C'è stato poi il sequestro di beni per oltre 13 milioni eseguito nei confronti di Nicola Romano. Dalle risultanze investigative dell'operazione “Saggezza” condotta dall'Arma dei Carabinieri nel 2012, è risultato che Romano, formalmente operaio forestale, di fatto era a capo della “locale” (vale a dire una cellula di ‘ndrangheta con almeno 50 affiliati) di Antonimina (Rc) e, pertanto, è stato imputato dei reati di associazione a delinquere di stampo mafioso, intestazione fittizia di beni ed altro.

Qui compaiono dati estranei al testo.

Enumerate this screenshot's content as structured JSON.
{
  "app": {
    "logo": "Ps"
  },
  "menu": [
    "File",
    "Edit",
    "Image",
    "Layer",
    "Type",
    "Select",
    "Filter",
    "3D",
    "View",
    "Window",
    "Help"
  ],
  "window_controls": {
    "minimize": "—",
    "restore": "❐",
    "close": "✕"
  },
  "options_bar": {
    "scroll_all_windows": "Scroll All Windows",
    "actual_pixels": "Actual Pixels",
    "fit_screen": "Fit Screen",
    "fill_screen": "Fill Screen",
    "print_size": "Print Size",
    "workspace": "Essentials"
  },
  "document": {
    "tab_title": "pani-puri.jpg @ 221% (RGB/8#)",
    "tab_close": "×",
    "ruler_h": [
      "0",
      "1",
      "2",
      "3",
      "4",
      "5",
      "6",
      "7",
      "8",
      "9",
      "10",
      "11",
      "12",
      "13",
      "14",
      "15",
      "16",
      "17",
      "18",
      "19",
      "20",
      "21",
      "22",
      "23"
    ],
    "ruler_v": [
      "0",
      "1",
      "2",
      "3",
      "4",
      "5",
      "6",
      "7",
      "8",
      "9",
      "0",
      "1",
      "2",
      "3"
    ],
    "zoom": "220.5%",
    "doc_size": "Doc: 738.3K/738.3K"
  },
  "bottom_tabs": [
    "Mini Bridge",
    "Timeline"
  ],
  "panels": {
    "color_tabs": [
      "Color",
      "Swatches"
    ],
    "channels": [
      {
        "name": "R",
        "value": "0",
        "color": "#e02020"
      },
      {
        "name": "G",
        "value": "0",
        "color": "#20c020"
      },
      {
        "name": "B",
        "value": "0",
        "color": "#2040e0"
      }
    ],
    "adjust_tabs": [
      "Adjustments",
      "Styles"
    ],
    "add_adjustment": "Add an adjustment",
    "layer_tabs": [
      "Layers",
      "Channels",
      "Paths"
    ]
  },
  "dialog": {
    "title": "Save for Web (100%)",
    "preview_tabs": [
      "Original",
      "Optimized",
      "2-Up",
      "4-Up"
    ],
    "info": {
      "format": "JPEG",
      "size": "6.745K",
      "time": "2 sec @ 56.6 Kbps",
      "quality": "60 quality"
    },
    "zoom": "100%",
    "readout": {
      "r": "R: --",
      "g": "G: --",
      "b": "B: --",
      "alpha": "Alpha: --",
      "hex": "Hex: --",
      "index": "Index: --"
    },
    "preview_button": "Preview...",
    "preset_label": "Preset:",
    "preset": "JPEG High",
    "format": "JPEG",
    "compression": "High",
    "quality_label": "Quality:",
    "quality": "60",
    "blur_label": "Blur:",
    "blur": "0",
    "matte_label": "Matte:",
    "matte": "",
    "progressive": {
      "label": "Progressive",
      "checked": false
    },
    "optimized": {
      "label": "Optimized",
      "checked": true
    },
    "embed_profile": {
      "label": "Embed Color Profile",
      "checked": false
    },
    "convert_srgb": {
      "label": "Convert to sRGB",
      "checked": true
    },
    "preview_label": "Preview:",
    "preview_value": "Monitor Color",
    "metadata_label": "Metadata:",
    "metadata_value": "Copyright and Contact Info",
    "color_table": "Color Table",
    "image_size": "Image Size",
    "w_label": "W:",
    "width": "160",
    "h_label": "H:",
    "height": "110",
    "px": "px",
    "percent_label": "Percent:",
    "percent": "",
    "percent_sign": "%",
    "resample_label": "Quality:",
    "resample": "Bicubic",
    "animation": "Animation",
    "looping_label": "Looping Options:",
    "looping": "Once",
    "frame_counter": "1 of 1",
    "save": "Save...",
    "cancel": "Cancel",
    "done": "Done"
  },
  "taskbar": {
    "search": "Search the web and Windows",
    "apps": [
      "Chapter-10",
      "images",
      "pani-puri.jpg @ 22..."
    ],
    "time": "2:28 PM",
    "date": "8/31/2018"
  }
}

Il Centro operativo Dia reggino, a seguito di una proposta di applicazione di misura di prevenzione personale e patrimoniale formulata dal Direttore della stessa Dia, ha eseguito un decreto di sequestro emesso dal Tribunale di Reggio Calabria nei confronti dei beni riconducibili a Romano, tra cui i patrimoni aziendali di 4 società (operanti nella vendita di legname e fabbricazione di prodotti derivati, nella produzione di calcestruzzo e nell'agricoltura) e 47 immobili (tra cui 31 appezzamenti di terreno aventi un'estensione di oltre 22 ettari, 7 appartamenti ed un capannone di circa 900 mq).
Una confisca di beni per circa 100 milioni è stata ancora eseguita dalla sezione operativa della Dia di Catanzaro, nei confronti dell'imprenditore cosentino Pietro Citrigno. Quest'ultimo è stato sottoposto a detenzione domiciliare a seguito di condanna definitiva a quattro anni ed otto mesi di reclusione per il reato di usura aggravata riportata al termine della complessa vicenda giudiziaria seguita all'operazione denominata “Twister”.

Il provvedimento di confisca, adottato dalla sezione Misure di prevenzione del Tribunale di Cosenza, è scaturito dal sequestro operato precedentemente su proposta avanzata ai sensi del codice antimafia dal Direttore della Dia e ha confermato la fondatezza delle investigazioni patrimoniali condotte dagli investigatori. Tra i beni sottratti, ci sono quote di capitale e risorse patrimoniali di 11 società, 35 fabbricati e 4 terreni. Spiccano le cliniche “Villa Gioiosa” di Montalto Uffugo e “Villa Adelchi” di Longobardi (Cosenza), strutture sanitarie accreditate dal Servizio sanitario calabrese.